Il était prévu que je me rende chez des amis français habitant au sud de l’île. Cependant la tante de ma femme, japonaise ayant professé sa langue durant l’occupation de l’île par le Japon nous donne l’adresse de l’un de ses élèves, 83 ans. Lors d’un contact par téléphone, nous décidons de rester une nuit dans la capitale. Ce monsieur est venu nous accueillir avec son fils (qui a exactement mon âge). Le père parle parfaitement le japonais, ce qui est impressionnant. Son fils le pratique également quoique sans pouvoir rivaliser avec lui. Nous sommes logés dans un hôtel convenable (50 euros) mais avec mini-bar gratuit, télévision grand écran dotée de 50 chaînes dont celles des Etats-Unis et du Japon par satellite.
À peine mon Macintosh ouvert, la connexion avec Internet est établie automatiquement par airport (wi-fi) et sans supplément. La salle de bains est immense. Le petit déjeuner se fait dans une bibliothèque dotée de tous les journaux et périodiques chinois. Non seulement Taïwan a refait son retard sur le Japon mais est en train de creuser son avance sur l’Europe (et les Etats-Unis). (Photo 1).
Dès le soir de notre arrivée, nous demandons à visiter un marché de nuit. C’est une ambiance exceptionnelle qu’on ne trouve qu’en Asie. Ce qui y ressemble le plus serait sans aucun doute la place Jamar-al-fnaa à Marrakech. On fait ses courses dans un véritable capharnaüm, on dîne à quelques centimètres des embouteillages, on joue, on achète, on se hèle bercé de mille lumières dans une température qui serait celle d’une nuit chaude de juillet à Paris (photo 2).
Nos hôtes nous convient dans un bon restaurant tenu par l’un de leurs amis. Contrairement au quartier chinois de Paris, les mets ne sont pas du tout gras et les saveurs toutes en nuances et qui conviennent parfaitement aux Japonais. D’ailleurs un jeu de mot fait fureur ici : les Japonais ne disent plus «je vais à Taipei » mais «je vais à Tabe » (tabe ni iku), ce qui signifie « je vais manger ».
Je n’ai pas fait de magie. Ils savent qu’il s’agit de ma profession mais j’ai l’impression que c’est le cadet de l’intérêt de ces brillants commerçants. Je n’ai donc absolument pas insisté.

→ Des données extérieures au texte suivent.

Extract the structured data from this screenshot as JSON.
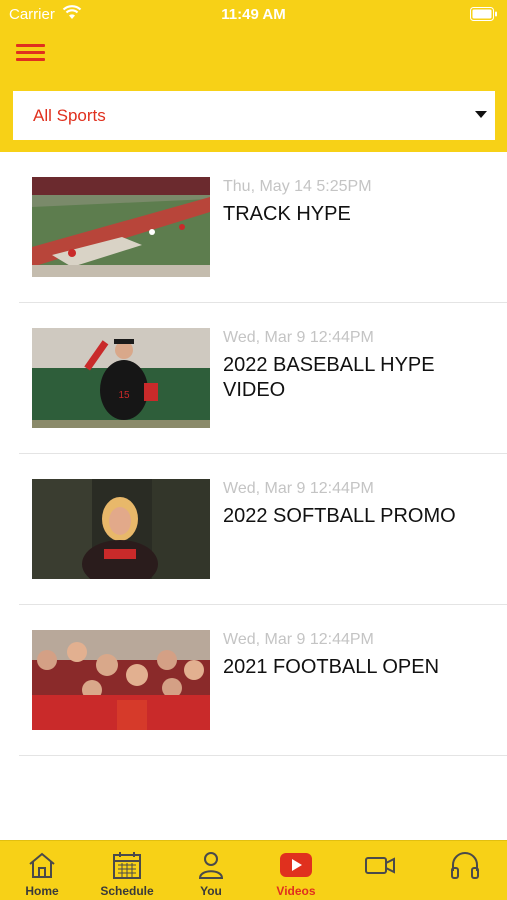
{
  "status_bar": {
    "carrier": "Carrier",
    "time": "11:49 AM"
  },
  "filter": {
    "selected": "All Sports"
  },
  "videos": [
    {
      "date": "Thu, May 14 5:25PM",
      "title": "TRACK HYPE"
    },
    {
      "date": "Wed, Mar 9 12:44PM",
      "title": "2022 BASEBALL HYPE VIDEO"
    },
    {
      "date": "Wed, Mar 9 12:44PM",
      "title": "2022 SOFTBALL PROMO"
    },
    {
      "date": "Wed, Mar 9 12:44PM",
      "title": "2021 FOOTBALL OPEN"
    }
  ],
  "tabs": [
    {
      "label": "Home",
      "icon": "home-icon"
    },
    {
      "label": "Schedule",
      "icon": "calendar-icon"
    },
    {
      "label": "You",
      "icon": "person-icon"
    },
    {
      "label": "Videos",
      "icon": "play-icon",
      "active": true
    },
    {
      "label": "",
      "icon": "video-camera-icon"
    },
    {
      "label": "",
      "icon": "headphones-icon"
    }
  ],
  "colors": {
    "brand_yellow": "#f7d117",
    "accent_red": "#e0301e"
  }
}
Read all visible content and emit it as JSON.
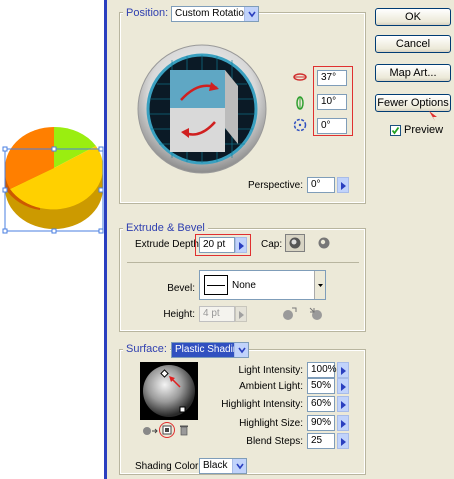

En Asie, l’ego est toujours malvenu. Je suis là pour écouter, apprendre et non pour frimer à l’occidentale.
Le lendemain matin, le neveu de M. Nemoto (il s’est choisi un nom japonais outre son patronyme chinois) nous présente sa boutique (photo 3). C’est un expert reconnu du thé et il donne des conférences dans tout le Japon : ustensiles, préparations, variétés exotiques. Tout y passe et, à ma grande stupeur, en l’espace de deux heures, il parvient presque à convaincre ma femme de devenir une tête de pont du thé taïwanais à Paris ! La suite se fera par email et Internet. Il a des succursales dans le monde entier (Etats-Unis, Maroc, Algérie, Tunisie, etc.) mais la France résiste. On y préfère le café et les anglais sont nos maîtres en matière de thé.
En fin de matinée, on nous emmène à l’usine du patriarche située dans les montagnes. Nous passons devant la Tour 101 (photo 4), la plus haute du monde, en voie d’achèvement qui comporte …101 étages, d’où son nom (one o one). Monsieur Nemoto nous fait visiter l’usine qu’il a construite et développée depuis 50 ans. Il a offert au village l’abri bus le plus kitch du monde qui est accolé à l’usine (photo 5).
Le midi, nous sommes à nouveau invités dans un restaurant situé dans un parc naturel de sources chaudes dont la spécialité est les poissons : en sashimi, cuit à la vapeur, salé ou en friture, tout y passe accompagné de l’indispensable bière taïwanaise, très légère comme les bières japonaises.
A la fin du repas, il nous reste deux heures avant de prendre le train pour le sud de l’île. Par hasard, le monsieur s’enquiert de ma magie. De manière impromptue, j’avale d’un trait la baguette. Et là, étonnement, comme si, tout d’un coup, il venait de basculer d’un mot abstrait ‘magie’ à une réalité entrevue seulement à la télévision. Je montre un billet de 10 en et le change en billet de 1000 en. Pour un commerçant chinois, ce n’est pas du tout un jeu et je dois le rassurer en lui certifiant que c’est un art, une ‘gentille’ escroquerie.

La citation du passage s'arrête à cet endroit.